An Empirical Study Into What Matters for Calibrating Vision-Language Models
Weijie Tu, Weijian Deng, Dylan Campbell, Stephen Gould, Tom Gedeon
TL;DR
This work systematically studies calibration of Vision-Language Models (VLMs) across architectures, datasets, and training strategies. It shows that simple post-hoc temperature scaling dramatically improves uncertainty estimates for VLMs under distribution shifts and label-set changes, often more than for non-VLM baselines, and that calibration can be achieved with surprisingly few examples. The authors demonstrate cross-label-set and cross-hierarchy calibration, data-efficient calibration (roughly 40–50 images sufficing), and the transferability of calibration across prompts. They also introduce Calibration-by-Synthesis, using synthetic, fine-grained labeled data to calibrate when labeled data is unavailable, broadening practical applicability. Overall, the findings suggest that calibrated VLMs can be reliably deployed in risk-sensitive settings with modest calibration cost and simple strategies.
Abstract
Vision-Language Models (VLMs) have emerged as the dominant approach for zero-shot recognition, adept at handling diverse scenarios and significant distribution changes. However, their deployment in risk-sensitive areas requires a deeper understanding of their uncertainty estimation capabilities, a relatively uncharted area. In this study, we explore the calibration properties of VLMs across different architectures, datasets, and training strategies. In particular, we analyze the uncertainty estimation performance of VLMs when calibrated in one domain, label set or hierarchy level, and tested in a different one.
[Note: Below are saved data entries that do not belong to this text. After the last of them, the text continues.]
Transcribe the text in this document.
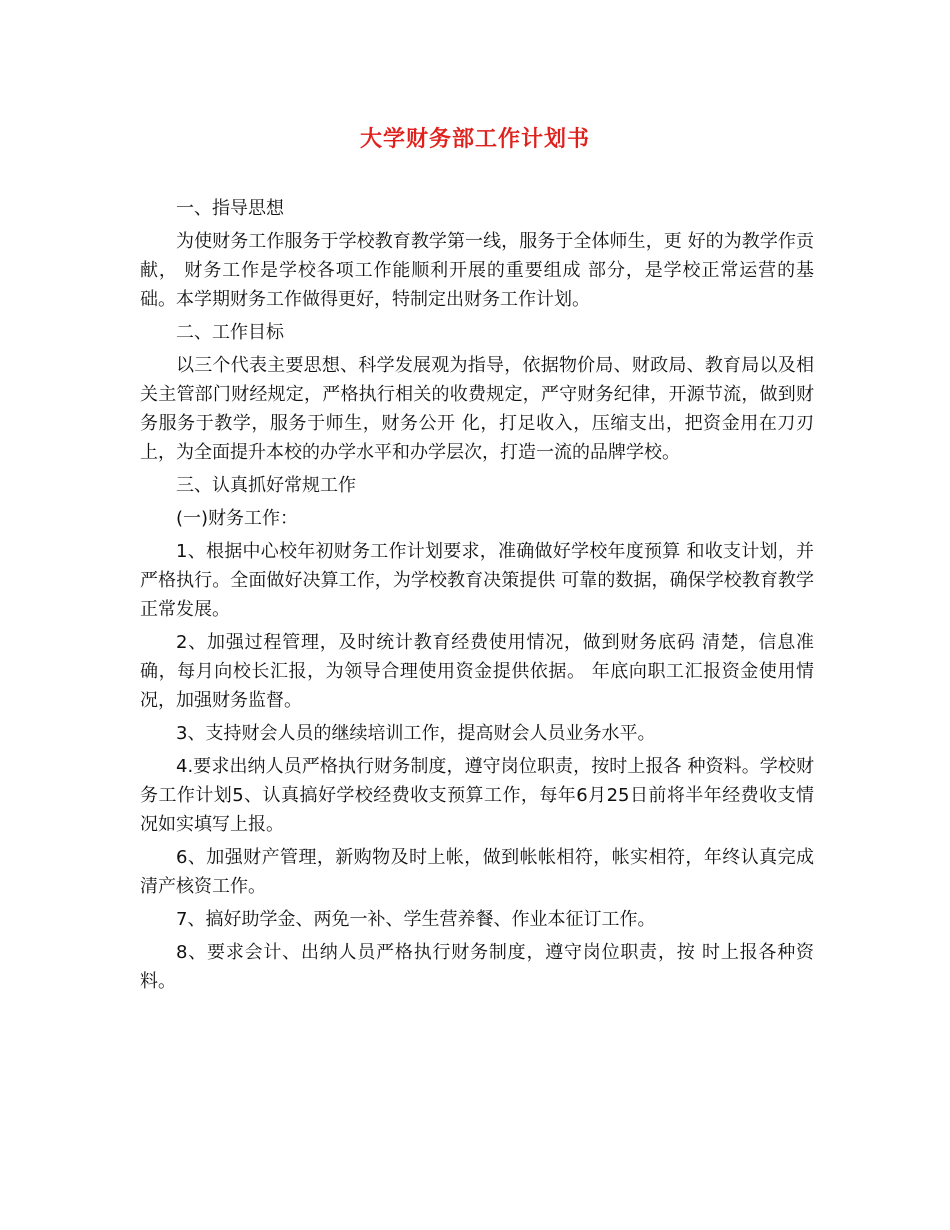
大学财务部工作计划书

一、指导思想

为使财务工作服务于学校教育教学第一线，服务于全体师生，更 好的为教学作贡献， 财务工作是学校各项工作能顺利开展的重要组成 部分，是学校正常运营的基础。本学期财务工作做得更好，特制定出财务工作计划。

二、工作目标

以三个代表主要思想、科学发展观为指导，依据物价局、财政局、教育局以及相关主管部门财经规定，严格执行相关的收费规定，严守财务纪律，开源节流，做到财务服务于教学，服务于师生，财务公开 化，打足收入，压缩支出，把资金用在刀刃上，为全面提升本校的办学水平和办学层次，打造一流的品牌学校。

三、认真抓好常规工作

(一)财务工作：

1、根据中心校年初财务工作计划要求，准确做好学校年度预算 和收支计划，并严格执行。全面做好决算工作，为学校教育决策提供 可靠的数据，确保学校教育教学正常发展。

2、加强过程管理，及时统计教育经费使用情况，做到财务底码 清楚，信息准确，每月向校长汇报，为领导合理使用资金提供依据。 年底向职工汇报资金使用情况，加强财务监督。

3、支持财会人员的继续培训工作，提高财会人员业务水平。

4.要求出纳人员严格执行财务制度，遵守岗位职责，按时上报各 种资料。学校财务工作计划5、认真搞好学校经费收支预算工作，每年6月25日前将半年经费收支情况如实填写上报。

6、加强财产管理，新购物及时上帐，做到帐帐相符，帐实相符，年终认真完成清产核资工作。

7、搞好助学金、两免一补、学生营养餐、作业本征订工作。

8、要求会计、出纳人员严格执行财务制度，遵守岗位职责，按 时上报各种资料。
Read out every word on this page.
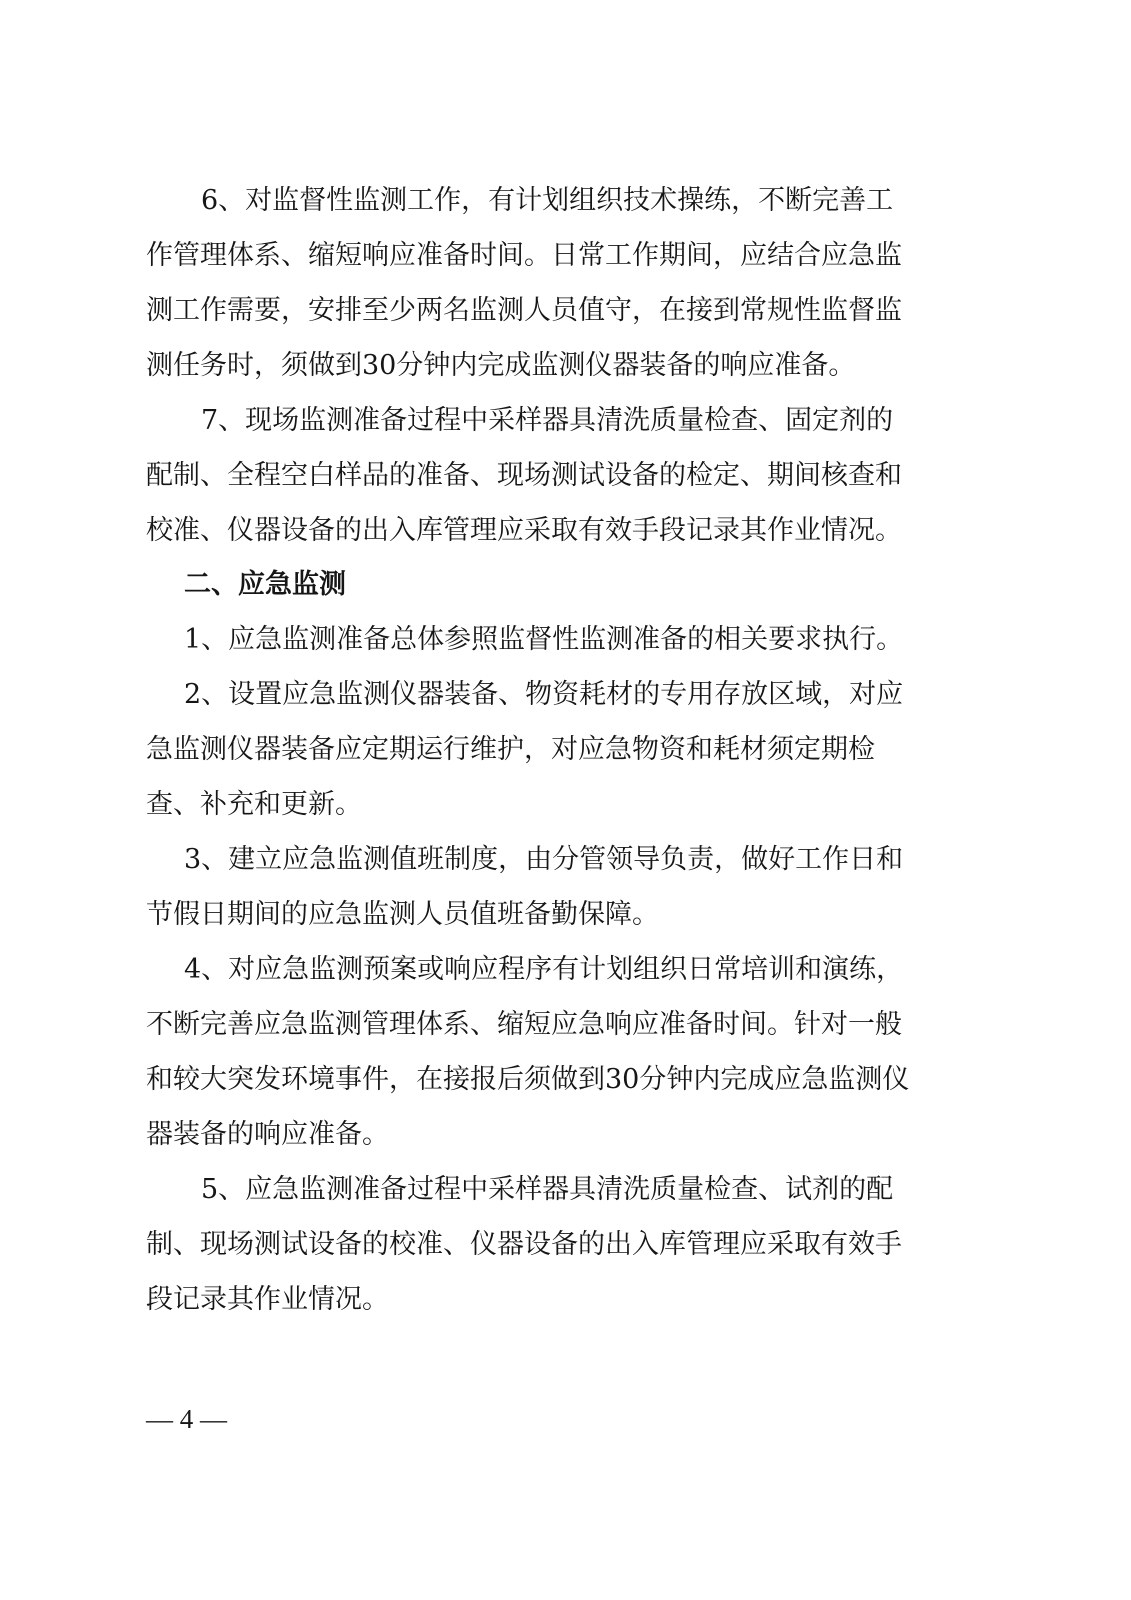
6、对监督性监测工作，有计划组织技术操练，不断完善工
作管理体系、缩短响应准备时间。日常工作期间，应结合应急监
测工作需要，安排至少两名监测人员值守，在接到常规性监督监
测任务时，须做到30分钟内完成监测仪器装备的响应准备。
7、现场监测准备过程中采样器具清洗质量检查、固定剂的
配制、全程空白样品的准备、现场测试设备的检定、期间核查和
校准、仪器设备的出入库管理应采取有效手段记录其作业情况。
二、应急监测
1、应急监测准备总体参照监督性监测准备的相关要求执行。
2、设置应急监测仪器装备、物资耗材的专用存放区域，对应
急监测仪器装备应定期运行维护，对应急物资和耗材须定期检
查、补充和更新。
3、建立应急监测值班制度，由分管领导负责，做好工作日和
节假日期间的应急监测人员值班备勤保障。
4、对应急监测预案或响应程序有计划组织日常培训和演练，
不断完善应急监测管理体系、缩短应急响应准备时间。针对一般
和较大突发环境事件，在接报后须做到30分钟内完成应急监测仪
器装备的响应准备。
5、应急监测准备过程中采样器具清洗质量检查、试剂的配
制、现场测试设备的校准、仪器设备的出入库管理应采取有效手
段记录其作业情况。
— 4 —
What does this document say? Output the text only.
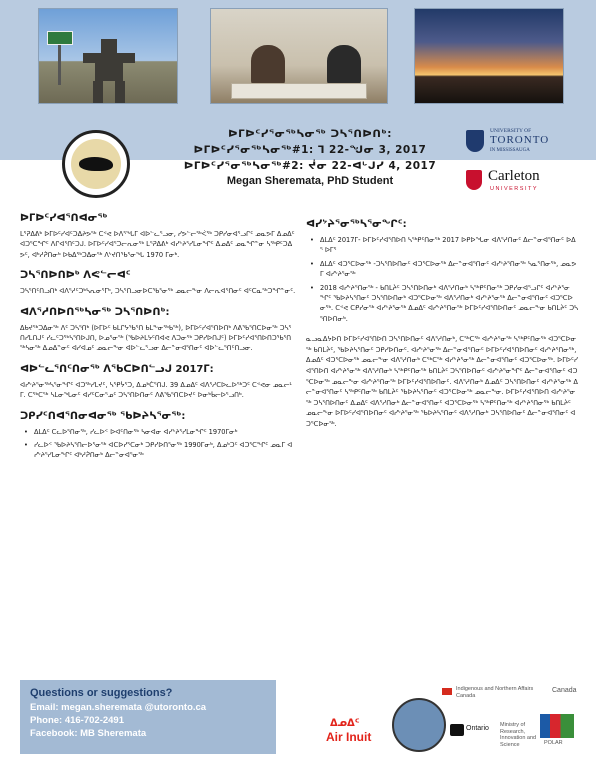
ᐅᒥᐅᑦᓯᕐᓂᖅᓴᓂᖅ ᑐᓴᕐᑎᐅᑎᒃ:
ᐅᒥᐅᑦᓯᕐᓂᖅᓴᓂᖅ#1: ᒣ 22-ᖑᓂ 3, 2017
ᐅᒥᐅᑦᓯᕐᓂᖅᓴᓂᖅ#2: ᔫᓂ 22-ᐊᒡᒍᓯ 4, 2017
Megan Sheremata, PhD Student
UNIVERSITY OF
TORONTO
IN MISSISSAUGA
Carleton
UNIVERSITY
ᐅᒥᐅᑦᓯᐊᕐᑎᐊᓂᖅ
ᒪᕐᕈᐃᕕᒃ ᐅᒥᐅᑦᓯᐊᑦᑐᐃᔨᕗᖅ ᑕᕝᕙ ᐅᐱᕐᖓᒥ ᐊᐅᓪᓚᕐᓗᓂ, ᓯᕗᓪᓕᖅᐹᖅ ᑐᑭᓯᓂᐊᕐᓗᒋᑦ ᓄᓇᕗᒥ ᐃᓄᐃᑦ ᐊᑐᕐᑕᖏᑦ ᐱᒋᐊᕐᑎᑦᑐᒍ. ᐅᒥᐅᑦᓯᐊᕐᑐᓕᕆᓂᖅ ᒪᕐᕈᐃᕕᒃ ᐊᓯᔾᔨᕐᓯᒪᓂᖏᑦ ᐃᓄᐃᑦ ᓄᓇᖏᓐᓂ ᓴᖅᑭᑦᑐᐃᕗᑦ, ᐊᒃᓱᕉᑎᓂᒃ ᐅᑲᐃᖅᑐᐃᓂᖅ ᐱᔾᔪᑎᖃᕐᓂᖓ 1970 ᒥᓂᒃ.
ᑐᓴᕐᑎᐅᑎᐅᒃ ᐱᕙᓪᓕᐊᑦ
ᑐᓴᕐᑎᑦᑎᓗᑎᒃ ᐊᐱᕐᓱᑦᑐᒃᓴᕆᓂᕐᒥᒃ, ᑐᓴᕐᑎᓗᓂᐅᑕᖃᕐᓂᖅ ᓄᓇᓕᖕᓂ ᐱᓕᕆᐊᕐᑎᓂᑦ ᐊᑦᑕᓇᖅᑐᖏᓐᓂᑦ.
ᐊᐱᕐᓱᑎᐅᑎᖅᓴᓂᖅ ᑐᓴᕐᑎᐅᑎᒃ:
ᐃᑲᔪᖅᑐᐃᓂᖅ ᐱᑦ ᑐᓴᕐᑎᒃ (ᐅᒥᐅᑦ ᑲᒪᒋᔭᖃᕐᑎ ᑲᒪᖕᓂᖅᑲᖅ), ᐅᒥᐅᑦᓯᐊᕐᑎᐅᑎᒃ ᐱᕕᖃᕐᑎᑕᐅᓂᖅ ᑐᓴᕐᑎᓯᒪᑎᒍᑦ ᓯᓚᑦᑐᖅᓴᕐᑎᐅᒍᑎ, ᐅᓄᕐᓂᖅ (ᖃᐅᔨᒪᔭᑦᑎᐊᕙ ᐱᑐᓂᖅ ᑐᑭᓯᐅᑎᒍᑦ) ᐅᒥᐅᑦᓯᐊᕐᑎᐅᑎᑐᖃᕐᑎᖅᓴᓂᖅ ᐃᓄᐃᓐᓂᑦ ᐊᓯᐊᓄᑦ ᓄᓇᓕᖕᓂ ᐊᐅᓪᓚᕐᓗᓂ ᐃᓕᓐᓂᐊᕐᑎᓂᑦ ᐊᐅᓪᓚᕐᑎᑦᑎᓗᓂ.
ᐊᐅᓪᓚᕐᑎᑦᑎᓂᖅ ᐱᖃᑕᐅᑎᓪᓗᒍ 2017ᒥ:
ᐊᓯᔾᔨᕐᓂᖅᓴᕐᓂᖏᑦ ᐊᑐᖅᓯᒪᔪᑦ, ᓴᕿᔮᕐᑐ, ᐃᓄᒃᑖᕐᑎᒍ. 39 ᐃᓄᐃᑦ ᐊᐱᕐᓱᑕᐅᓚᐅᖅᑐᑦ ᑕᕝᕙᓂ ᓄᓇᓕᒻᒥ. ᑕᖅᑕᖅ ᓴᒪᓂᖓᓂᑦ ᐊᓯᑦᑕᓂᕐᓄᑦ ᑐᓴᕐᑎᐅᑎᓂᑦ ᐱᕕᖃᕐᑎᑕᐅᔪᑦ ᐅᓂᒃᑳᓕᐅᕐᓗᑎᒃ.
ᑐᑭᓯᑦᑎᐊᕐᑎᓂᐊᓂᖅ ᖃᐅᔨᓴᕐᓂᖅ:
• ᐃᒪᐃᑦ ᑕᓚᐅᕐᑎᓂᖅ, ᓯᓚᐅᑉ ᐅᐊᑦᑎᓂᖅ ᓴᓂᐊᓂ ᐊᓯᔾᔨᕐᓯᒪᓂᖏᑦ 1970ᒥᓂᒃ
• ᓯᓚᐅᑉ ᖃᐅᔨᓴᕐᑎᓕᐅᕐᓂᖅ ᐊᑕᐅᓯᕐᑕᓂᒃ ᑐᑭᓯᐅᑎᕐᓂᖅ 1990ᒥᓂᒃ, ᐃᓄᒃᑐᑦ ᐊᑐᕐᑕᖏᑦ ᓄᓇᒥ ᐊᓯᔾᔨᕐᓯᒪᓂᖏᑦ ᐊᒃᓱᕉᑎᓂᒃ ᐃᓕᓐᓂᐊᕐᓂᖅ
ᐊᓯᔾᔨᕐᓂᖅᓴᕐᓂᖏᑦ:
• ᐃᒪᐃᑦ 2017ᒥ- ᐅᒥᐅᑦᓯᐊᕐᑎᐅᑎ ᓴᖅᑭᑦᑎᓂᖅ 2017 ᐅᑭᐅᖓᓂ ᐊᐱᕐᓱᑎᓂᑦ ᐃᓕᓐᓂᐊᕐᑎᓂᑦ ᐅᐃᕐ ᐅᒥᕐ
• ᐃᒪᐃᑦ ᐊᑐᕐᑕᐅᓂᖅ -ᑐᓴᕐᑎᐅᑎᓂᑦ ᐊᑐᕐᑕᐅᓂᖅ ᐃᓕᓐᓂᐊᕐᑎᓂᑦ ᐊᓯᔾᔨᕐᑎᓂᖅ ᓴᓇᕐᑎᓂᖅ, ᓄᓇᕗᒥ ᐊᓯᔾᔨᕐᓂᖅ
• 2018 ᐊᓯᔾᔨᕐᑎᓂᖅ - ᑲᑎᒪᔩᑦ ᑐᓴᕐᑎᐅᑎᓂᒃ ᐊᐱᕐᓱᑎᓂᒃ ᓴᖅᑭᑦᑎᓂᖅ ᑐᑭᓯᓂᐊᕐᓗᒋᑦ ᐊᓯᔾᔨᕐᓂᖏᑦ ᖃᐅᔨᓴᕐᑎᓂᑦ ᑐᓴᕐᑎᐅᑎᓂᒃ ᐊᑐᕐᑕᐅᓂᖅ ᐊᐱᕐᓱᑎᓂᒃ ᐊᓯᔾᔨᕐᓂᖅ ᐃᓕᓐᓂᐊᕐᑎᓂᑦ ᐊᑐᕐᑕᐅᓂᖅ. ᑕᕝᕙ ᑕᑭᓯᓂᖅ ᐊᓯᔾᔨᕐᓂᖅ ᐃᓄᐃᑦ ᐊᓯᔾᔨᕐᑎᓂᖅ ᐅᒥᐅᑦᓯᐊᕐᑎᐅᑎᓂᑦ ᓄᓇᓕᖕᓂ ᑲᑎᒪᔩᑦ ᑐᓴᕐᑎᐅᑎᓂᒃ.
ᓇᓗᓇᐃᔭᐅᑎ ᐅᒥᐅᑦᓯᐊᕐᑎᐅᑎ ᑐᓴᕐᑎᐅᑎᓂᑦ ᐊᐱᕐᓱᑎᓂᒃ, ᑕᖅᑕᖅ ᐊᓯᔾᔨᕐᓂᖅ ᓴᖅᑭᑦᑎᓂᖅ ᐊᑐᕐᑕᐅᓂᖅ ᑲᑎᒪᔩᑦ, ᖃᐅᔨᓴᕐᑎᓂᑦ ᑐᑭᓯᐅᑎᓂᑦ. ᐊᓯᔾᔨᕐᓂᖅ ᐃᓕᓐᓂᐊᕐᑎᓂᑦ ᐅᒥᐅᑦᓯᐊᕐᑎᐅᑎᓂᑦ ᐊᓯᔾᔨᕐᑎᓂᖅ, ᐃᓄᐃᑦ ᐊᑐᕐᑕᐅᓂᖅ ᓄᓇᓕᖕᓂ ᐊᐱᕐᓱᑎᓂᒃ ᑕᖅᑕᖅ ᐊᓯᔾᔨᕐᓂᖅ ᐃᓕᓐᓂᐊᕐᑎᓂᑦ ᐊᑐᕐᑕᐅᓂᖅ. ᐅᒥᐅᑦᓯᐊᕐᑎᐅᑎ ᐊᓯᔾᔨᕐᓂᖅ ᐊᐱᕐᓱᑎᓂᒃ ᓴᖅᑭᑦᑎᓂᖅ ᑲᑎᒪᔩᑦ ᑐᓴᕐᑎᐅᑎᓂᑦ ᐊᓯᔾᔨᕐᓂᖏᑦ ᐃᓕᓐᓂᐊᕐᑎᓂᑦ ᐊᑐᕐᑕᐅᓂᖅ ᓄᓇᓕᖕᓂ ᐊᓯᔾᔨᕐᑎᓂᖅ ᐅᒥᐅᑦᓯᐊᕐᑎᐅᑎᓂᑦ. ᐊᐱᕐᓱᑎᓂᒃ ᐃᓄᐃᑦ ᑐᓴᕐᑎᐅᑎᓂᑦ ᐊᓯᔾᔨᕐᓂᖅ ᐃᓕᓐᓂᐊᕐᑎᓂᑦ ᓴᖅᑭᑦᑎᓂᖅ ᑲᑎᒪᔩᑦ ᖃᐅᔨᓴᕐᑎᓂᑦ ᐊᑐᕐᑕᐅᓂᖅ ᓄᓇᓕᖕᓂ. ᐅᒥᐅᑦᓯᐊᕐᑎᐅᑎ ᐊᓯᔾᔨᕐᓂᖅ ᑐᓴᕐᑎᐅᑎᓂᑦ ᐃᓄᐃᑦ ᐊᐱᕐᓱᑎᓂᒃ ᐃᓕᓐᓂᐊᕐᑎᓂᑦ ᐊᑐᕐᑕᐅᓂᖅ ᓴᖅᑭᑦᑎᓂᖅ ᐊᓯᔾᔨᕐᑎᓂᖅ ᑲᑎᒪᔩᑦ ᓄᓇᓕᖕᓂ ᐅᒥᐅᑦᓯᐊᕐᑎᐅᑎᓂᑦ ᐊᓯᔾᔨᕐᓂᖅ ᖃᐅᔨᓴᕐᑎᓂᑦ ᐊᐱᕐᓱᑎᓂᒃ ᑐᓴᕐᑎᐅᑎᓂᑦ ᐃᓕᓐᓂᐊᕐᑎᓂᑦ ᐊᑐᕐᑕᐅᓂᖅ.
Questions or suggestions?
Email: megan.sheremata @utoronto.ca
Phone: 416-702-2491
Facebook: MB Sheremata
Indigenous and Northern Affairs Canada
Canada
ᐃᓄᐃᑦ
Air Inuit
Ontario Ministry of Research, Innovation and Science	POLAR
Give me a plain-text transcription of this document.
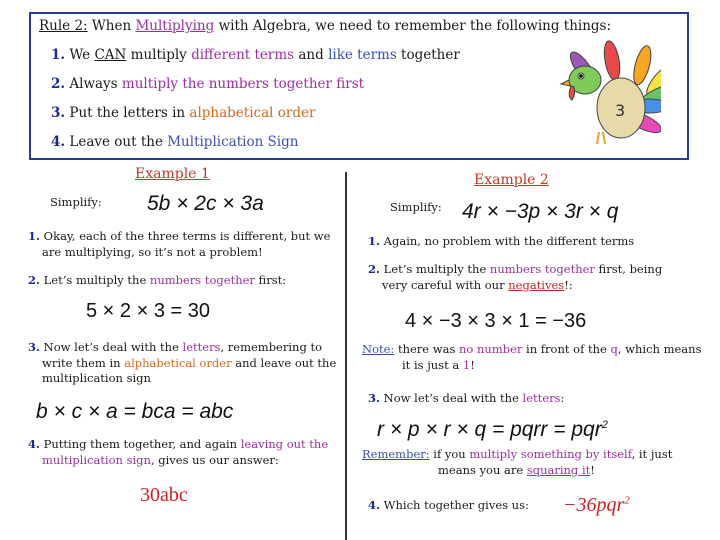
Rule 2: When Multiplying with Algebra, we need to remember the following things:
1. We CAN multiply different terms and like terms together
2. Always multiply the numbers together first
3. Put the letters in alphabetical order
4. Leave out the Multiplication Sign
3
Example 1
Simplify: 5b × 2c × 3a
1. Okay, each of the three terms is different, but we
are multiplying, so it’s not a problem!
2. Let’s multiply the numbers together first:
5 × 2 × 3 = 30
3. Now let’s deal with the letters, remembering to
write them in alphabetical order and leave out the
multiplication sign
b × c × a = bca = abc
4. Putting them together, and again leaving out the
multiplication sign, gives us our answer:
30abc
Example 2
Simplify: 4r × −3p × 3r × q
1. Again, no problem with the different terms
2. Let’s multiply the numbers together first, being
very careful with our negatives!:
4 × −3 × 3 × 1 = −36
Note: there was no number in front of the q, which means
it is just a 1!
3. Now let’s deal with the letters:
r × p × r × q = pqrr = pqr$^2$
Remember: if you multiply something by itself, it just
means you are squaring it!
4. Which together gives us:	−36pqr$^2$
Our findings reveal that while VLMs are not inherently calibrated for uncertainty, temperature scaling significantly and consistently improves calibration, even across shifts in distribution and changes in label set. Moreover, VLMs can be calibrated with a very small set of examples. Through detailed experimentation, we highlight the potential applications and importance of our insights, aiming for more reliable and effective use of VLMs in critical, real-world scenarios.